Minuit et demi. Le caporal réserviste qui vient de me relever m'appelle. Un maréchal-des-logis de hussards est là qui veut entrer. Comme on ne doit laisser entrer personne qui ne possède pas le mot, le réserviste ne sait pas quoi faire. Devant ses réponses je laisse entrer le hussard qui couche avec nous au poste car il vient pour remplacer l'ordonnance du commandant. A une heure je parviens à m'endormir, mais il était dit que je ne dormirais pas de la nuit ; une demi-heure après un ordre arrive par un automobiliste - partir le plus tôt possible. On va reprendre notre emplacement dans les bois ; mais aussitôt arrive un orage terrible qui nous inonde et pendant près d'une heure c'est un vrai déluge. Alors le commandant nous fait rentrer au cantonnement, on fait le jus et on se sèche.

A midi nous partons faire une tranchée sur la pente Est du Pain de Sucre. Un petit bois gêne la vue et servirait de point de repère, on l'abat. On rentre à cinq heures, on soupe et on se couche.

Mercredi 5 août :

Réveil 4 heures. On va faire un peu d'école de section et de compagnie pour apprendre le nouveau règlement aux réservistes. Le commandant nous présente le sous-lieutenant Morin qui sort de l'école forestière de Nancy et doit commander notre section.

L'après-midi nous allons continuer notre tranchée en faisant un clayonnage avec les arbres abattus hier ; on recouvre le tout de terre pour nous protéger contre l'artillerie. Le 8e d’Artillerie qui cantonnait près de nous quitte son emplacement, car la dysenterie a fait son apparition. Je reçois une lettre de chez nous, elle a cinq jours de voyage.

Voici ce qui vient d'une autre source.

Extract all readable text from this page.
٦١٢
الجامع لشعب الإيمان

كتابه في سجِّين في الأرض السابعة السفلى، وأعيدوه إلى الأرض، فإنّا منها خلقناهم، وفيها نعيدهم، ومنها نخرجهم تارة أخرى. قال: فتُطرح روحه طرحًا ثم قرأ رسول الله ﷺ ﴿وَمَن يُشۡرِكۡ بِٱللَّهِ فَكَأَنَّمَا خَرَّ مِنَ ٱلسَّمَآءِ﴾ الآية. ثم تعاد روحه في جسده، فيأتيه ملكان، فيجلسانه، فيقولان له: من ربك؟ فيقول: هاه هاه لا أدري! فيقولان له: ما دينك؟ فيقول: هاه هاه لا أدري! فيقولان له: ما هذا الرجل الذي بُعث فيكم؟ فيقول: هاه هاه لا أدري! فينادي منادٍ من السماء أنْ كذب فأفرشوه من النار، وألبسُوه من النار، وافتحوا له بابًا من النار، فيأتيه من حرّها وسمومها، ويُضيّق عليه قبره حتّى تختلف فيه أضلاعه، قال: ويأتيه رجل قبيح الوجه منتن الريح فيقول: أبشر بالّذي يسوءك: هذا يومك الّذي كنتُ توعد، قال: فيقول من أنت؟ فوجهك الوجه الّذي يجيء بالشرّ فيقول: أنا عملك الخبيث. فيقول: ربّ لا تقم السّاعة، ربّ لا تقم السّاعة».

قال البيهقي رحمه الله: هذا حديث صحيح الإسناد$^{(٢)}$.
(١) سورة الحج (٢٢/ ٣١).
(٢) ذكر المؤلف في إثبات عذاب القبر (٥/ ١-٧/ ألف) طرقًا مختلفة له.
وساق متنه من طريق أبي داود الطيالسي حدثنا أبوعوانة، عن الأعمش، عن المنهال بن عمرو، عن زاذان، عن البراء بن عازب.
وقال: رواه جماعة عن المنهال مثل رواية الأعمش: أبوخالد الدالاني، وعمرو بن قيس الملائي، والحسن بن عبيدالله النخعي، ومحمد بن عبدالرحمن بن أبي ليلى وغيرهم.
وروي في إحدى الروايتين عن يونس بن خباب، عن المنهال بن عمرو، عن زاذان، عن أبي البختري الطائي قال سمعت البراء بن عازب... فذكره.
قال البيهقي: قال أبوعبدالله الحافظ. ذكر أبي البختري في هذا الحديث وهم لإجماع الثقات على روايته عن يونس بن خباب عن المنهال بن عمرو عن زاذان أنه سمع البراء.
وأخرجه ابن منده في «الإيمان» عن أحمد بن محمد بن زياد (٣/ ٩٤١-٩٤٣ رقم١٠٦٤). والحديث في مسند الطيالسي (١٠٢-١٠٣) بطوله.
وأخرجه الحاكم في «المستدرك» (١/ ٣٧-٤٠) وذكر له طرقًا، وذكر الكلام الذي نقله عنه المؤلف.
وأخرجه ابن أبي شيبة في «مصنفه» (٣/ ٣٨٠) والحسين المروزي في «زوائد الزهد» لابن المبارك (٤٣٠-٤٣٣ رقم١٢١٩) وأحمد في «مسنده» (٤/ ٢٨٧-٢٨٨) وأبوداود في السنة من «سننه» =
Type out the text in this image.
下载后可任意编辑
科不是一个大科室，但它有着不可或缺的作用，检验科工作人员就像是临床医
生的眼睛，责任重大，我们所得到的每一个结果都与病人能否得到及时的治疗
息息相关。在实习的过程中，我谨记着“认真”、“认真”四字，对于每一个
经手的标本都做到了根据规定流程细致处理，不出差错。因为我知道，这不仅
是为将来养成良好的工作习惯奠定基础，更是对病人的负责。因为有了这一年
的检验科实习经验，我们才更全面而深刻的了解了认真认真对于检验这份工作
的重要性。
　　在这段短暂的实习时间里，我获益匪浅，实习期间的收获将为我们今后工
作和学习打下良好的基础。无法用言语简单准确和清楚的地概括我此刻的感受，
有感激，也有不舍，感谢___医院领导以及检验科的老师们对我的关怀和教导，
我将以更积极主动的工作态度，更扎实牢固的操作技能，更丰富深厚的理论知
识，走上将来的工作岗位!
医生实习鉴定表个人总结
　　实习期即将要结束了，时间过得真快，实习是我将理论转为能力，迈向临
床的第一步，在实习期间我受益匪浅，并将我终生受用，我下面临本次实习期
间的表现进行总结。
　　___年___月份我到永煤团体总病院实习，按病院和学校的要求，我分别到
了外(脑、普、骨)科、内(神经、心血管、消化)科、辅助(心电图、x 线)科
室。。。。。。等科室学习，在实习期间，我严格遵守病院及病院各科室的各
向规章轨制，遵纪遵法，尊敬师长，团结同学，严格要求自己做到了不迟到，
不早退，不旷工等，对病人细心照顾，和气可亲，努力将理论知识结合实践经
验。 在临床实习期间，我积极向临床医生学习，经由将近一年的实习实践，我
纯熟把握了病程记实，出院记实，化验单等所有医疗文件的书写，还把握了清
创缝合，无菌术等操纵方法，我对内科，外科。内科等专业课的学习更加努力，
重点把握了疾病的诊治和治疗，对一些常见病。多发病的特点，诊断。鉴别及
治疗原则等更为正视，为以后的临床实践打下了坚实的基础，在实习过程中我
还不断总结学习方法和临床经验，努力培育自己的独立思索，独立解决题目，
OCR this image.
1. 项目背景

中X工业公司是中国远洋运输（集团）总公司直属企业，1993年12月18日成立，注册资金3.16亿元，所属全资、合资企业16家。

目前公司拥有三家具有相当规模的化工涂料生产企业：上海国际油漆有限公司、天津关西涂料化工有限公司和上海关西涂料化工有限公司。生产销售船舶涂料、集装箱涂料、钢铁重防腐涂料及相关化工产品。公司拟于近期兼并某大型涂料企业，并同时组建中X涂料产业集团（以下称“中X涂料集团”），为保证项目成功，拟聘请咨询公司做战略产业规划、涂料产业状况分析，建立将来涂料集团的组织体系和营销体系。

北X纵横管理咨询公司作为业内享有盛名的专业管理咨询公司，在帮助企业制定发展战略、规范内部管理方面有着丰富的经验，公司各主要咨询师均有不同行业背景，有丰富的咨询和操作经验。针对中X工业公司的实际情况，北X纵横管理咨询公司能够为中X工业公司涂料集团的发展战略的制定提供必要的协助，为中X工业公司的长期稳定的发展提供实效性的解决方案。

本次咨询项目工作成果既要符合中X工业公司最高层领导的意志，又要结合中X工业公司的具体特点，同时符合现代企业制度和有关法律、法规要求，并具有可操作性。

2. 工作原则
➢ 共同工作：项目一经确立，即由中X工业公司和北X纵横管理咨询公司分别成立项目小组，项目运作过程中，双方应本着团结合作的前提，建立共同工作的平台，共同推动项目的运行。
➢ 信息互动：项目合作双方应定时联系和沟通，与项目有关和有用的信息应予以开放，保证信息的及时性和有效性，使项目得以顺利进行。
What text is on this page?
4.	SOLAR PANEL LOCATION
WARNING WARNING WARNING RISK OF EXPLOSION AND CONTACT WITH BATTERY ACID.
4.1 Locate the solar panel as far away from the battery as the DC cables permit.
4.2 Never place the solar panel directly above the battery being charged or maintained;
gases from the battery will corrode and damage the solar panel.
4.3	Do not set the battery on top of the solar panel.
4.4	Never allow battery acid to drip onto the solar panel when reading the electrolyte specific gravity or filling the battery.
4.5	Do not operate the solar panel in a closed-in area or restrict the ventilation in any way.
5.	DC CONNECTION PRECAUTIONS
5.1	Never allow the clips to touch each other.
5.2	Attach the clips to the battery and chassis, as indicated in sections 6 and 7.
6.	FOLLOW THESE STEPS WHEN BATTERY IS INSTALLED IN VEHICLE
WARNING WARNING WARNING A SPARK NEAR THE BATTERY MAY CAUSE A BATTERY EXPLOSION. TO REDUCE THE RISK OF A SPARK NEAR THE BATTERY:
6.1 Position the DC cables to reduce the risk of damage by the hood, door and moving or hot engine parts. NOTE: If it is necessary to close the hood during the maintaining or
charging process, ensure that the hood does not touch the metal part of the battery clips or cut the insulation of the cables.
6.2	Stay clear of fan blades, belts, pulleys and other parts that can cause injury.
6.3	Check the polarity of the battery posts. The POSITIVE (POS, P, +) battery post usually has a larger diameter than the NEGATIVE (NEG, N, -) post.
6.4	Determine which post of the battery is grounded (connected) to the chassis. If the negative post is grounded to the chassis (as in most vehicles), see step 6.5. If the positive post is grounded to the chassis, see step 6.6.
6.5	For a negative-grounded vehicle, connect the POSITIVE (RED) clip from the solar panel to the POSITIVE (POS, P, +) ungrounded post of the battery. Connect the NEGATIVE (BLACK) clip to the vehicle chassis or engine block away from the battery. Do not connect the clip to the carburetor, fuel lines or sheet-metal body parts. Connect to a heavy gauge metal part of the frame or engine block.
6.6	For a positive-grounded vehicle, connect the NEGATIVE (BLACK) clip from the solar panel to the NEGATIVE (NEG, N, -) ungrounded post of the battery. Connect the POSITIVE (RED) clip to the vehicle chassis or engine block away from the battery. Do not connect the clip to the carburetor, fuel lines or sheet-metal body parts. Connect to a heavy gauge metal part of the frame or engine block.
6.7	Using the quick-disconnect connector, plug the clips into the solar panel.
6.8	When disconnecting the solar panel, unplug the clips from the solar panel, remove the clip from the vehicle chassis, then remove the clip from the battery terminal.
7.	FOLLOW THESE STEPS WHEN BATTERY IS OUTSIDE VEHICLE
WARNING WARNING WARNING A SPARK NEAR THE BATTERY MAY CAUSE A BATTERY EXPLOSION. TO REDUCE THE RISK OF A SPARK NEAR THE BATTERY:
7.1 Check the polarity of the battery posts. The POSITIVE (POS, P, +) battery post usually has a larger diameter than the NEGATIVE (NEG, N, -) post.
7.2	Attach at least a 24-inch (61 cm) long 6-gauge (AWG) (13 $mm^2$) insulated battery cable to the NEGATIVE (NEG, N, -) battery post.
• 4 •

1 Ancienne tonnellerie située le long de l’actuelle avenue du XXème Corps à Nancy

Jeudi 6 août :

Ce matin repos. Astiquage des fusils, sacs, souliers, etc... A neuf heures nous mangeons car il faut se tenir prêts à marcher en avant. Il paraît que nos troupes ont déjà repoussé un régiment de Bavarois et sont entrées en Alsace, on doit les suivre. Nous quittons définitivement Seichamps vers deux heures. Nous traversons Laneuvelotte et allons nous établir à la ferme du Tremblois1. Nous prenons les avant-postes jusqu'à 6 h 1/2, puis nous mangeons et nous allons passer la nuit dans les sous-sols du château. Un joli château en plein bois, que ses propriétaires ont déserté, car c'est à la lisière du bois que devait être organisée la défense de la vallée et dame le château aurait trinqué ! Je reçois deux lettres du 31 juillet...

Vendredi 7 août :

Après une nuit excellente le capitaine me fait prendre le commandement de la 2e demi-section et je suis fonctionnaire sergent. Nous quittons le château à neuf heures et allons occuper une tranchée près de la route à 400 m ouest de la Bouzule. Le mouvement en avant commence. Quelle journée et quelle nuit, c'est une véritable inondation !

Samedi 8 août :

A cinq heures nous sommes relevés de garde, nous quittons la tranchée sans regrets car nous sommes transis; On va occuper à nouveau le château du Tremblois pour se reposer toute la journée par un beau soleil. On en profite pour se nettoyer et dormir quelques heures au soleil. Les bonnes nouvelles arrivent de tous côtés et nous sommes très heureux. On attend la marche en avant avec impatience.

Dimanche 9 août :

Toute la journée et la nuit sont passées dans les tranchées en avant du château ; nous abattons des arbres pour barricader la lisière du bois. La nuit est d'une fraîcheur exceptionnelle, la lune brille de tout son éclat et la tâche des sentinelles est facilitée.

Lundi 10 août:

Après avoir bu notre café nous quittons les tranchées et rejoignons le bataillon au château. Tout le monde est sur le point de départ. La 39e division vient relever la 11e, la nôtre, afin que nous puissions manœuvrer et peut-être enfin marcher de l'avant.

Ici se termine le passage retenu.